БП. Между прошлым и будущим. Книга первая


Скачать книгу

Продолжать?

      Вот тут и происходит чудо: вам удается выбраться оттуда живыми – через чьи-то квартиры, по высокой каменной стене, к ней вы оказались прижаты обезумевшими людьми. Кто-то из-под ног напирающей толпы воет нечеловеческим, последним, предсмертным воем. Кто-то хрипит рядом с вами, распластанный вдоль стены – этот кто-то мог оказаться тобой.

      И не бренчать бы тебе под гитарку «Шеф отдал приказ – лететь в Кейптаун, говорят, что там зеленый мавр…». Мелодия, известная вам как «Танго журналистов», вскоре получила новый вариант слов: «Приди ко мне, моя чува, тебя люблю я – за твои трудодни дай поцелую…». И не твистовать с девчонками под «Чаттанугу-чу-чу»… Всё – об этом хватит.

      Глава 2

      Там, на Якиманке

      …Да, там ты впервые услышал Евтушенко, читающего свои стихи. Москва, Якиманка (тогда улица Димитрова), Литературный музей. Кажется, шел 58-й…

      А спустя четыре полных десятилетия вы сидели с ним за тысячи верст от Якиманки и вообще от России.

      – Помнишь?

      Ты придвинул магнитофон ближе к сидящему напротив, по другую сторону журнального столика, Евтушенко – так запись будет надежнее, он же, обращаясь к тебе, неторопливо рассказывал:

      – Вот ты присутствовал на том выступлении и знаешь, что оно действительно было первым, когда я, молодой поэт, впервые за все послевоенные годы был допущен выступить перед публикой. А сейчас расскажу одну вещь, которую ты не мог знать. Там, по Якиманке, проходила правительственная трасса. И много лет спустя, на Кубе, Микоян рассказал мне, как он впервые услышал мое имя.

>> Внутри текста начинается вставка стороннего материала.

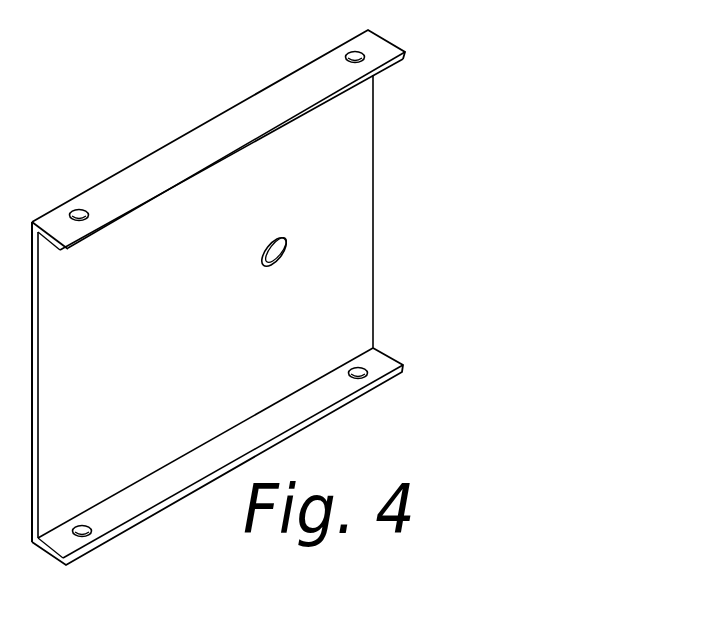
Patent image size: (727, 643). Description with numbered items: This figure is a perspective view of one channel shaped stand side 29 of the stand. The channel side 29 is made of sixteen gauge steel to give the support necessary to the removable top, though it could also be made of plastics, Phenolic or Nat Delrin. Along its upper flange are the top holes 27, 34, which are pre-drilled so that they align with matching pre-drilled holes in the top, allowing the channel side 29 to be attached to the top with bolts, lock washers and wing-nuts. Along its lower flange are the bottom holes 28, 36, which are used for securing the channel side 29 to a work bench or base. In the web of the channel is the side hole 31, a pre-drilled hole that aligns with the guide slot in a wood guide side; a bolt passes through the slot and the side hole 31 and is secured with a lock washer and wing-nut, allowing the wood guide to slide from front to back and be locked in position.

The channel shaped stand side 29 is at (353, 212).
The top hole 34 is at (349, 53).
The top hole 27 is at (88, 216).
The side hole 31 is at (281, 238).
The bottom hole 36 is at (361, 380).
The bottom hole 28 is at (92, 532).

      Обычно он ездил по Димитрова. Мимо Литературного музея правительственная машина всегда проезжала нормально, без препятствий, а впереди шла машина с охраной. И вот вдруг Микоян увидел толпу, перегородившую неширокую улицу. Машина затормозила.

      – Что это? – спросил он. – Что здесь происходит?

      – Как – что?! – ответили ему. – Евтушенко!

      – Я, – говорит Микоян, – сначала не понял, я даже не сообразил, что это фамилия.

      – Ну, и что это такое? – переспросил у стоящих неподалеку.

      – Поэт! – ответили мне громко и с презрением, даже узнав меня. И после этого я запомнил ваше имя, – досказал Микоян.

      – Это было мое первое публичное выступление, – продолжал Евтушенко. – А дело в том, что тогда не было индивидуальных выступлений поэтов: они выступали только коллективно – за исключением юбилеев. Зал в Литмузее был очень маленький, и его чуть ли не разнесли. У меня сохранилась фотография, сделанная с улицы: в окнах стоят люди.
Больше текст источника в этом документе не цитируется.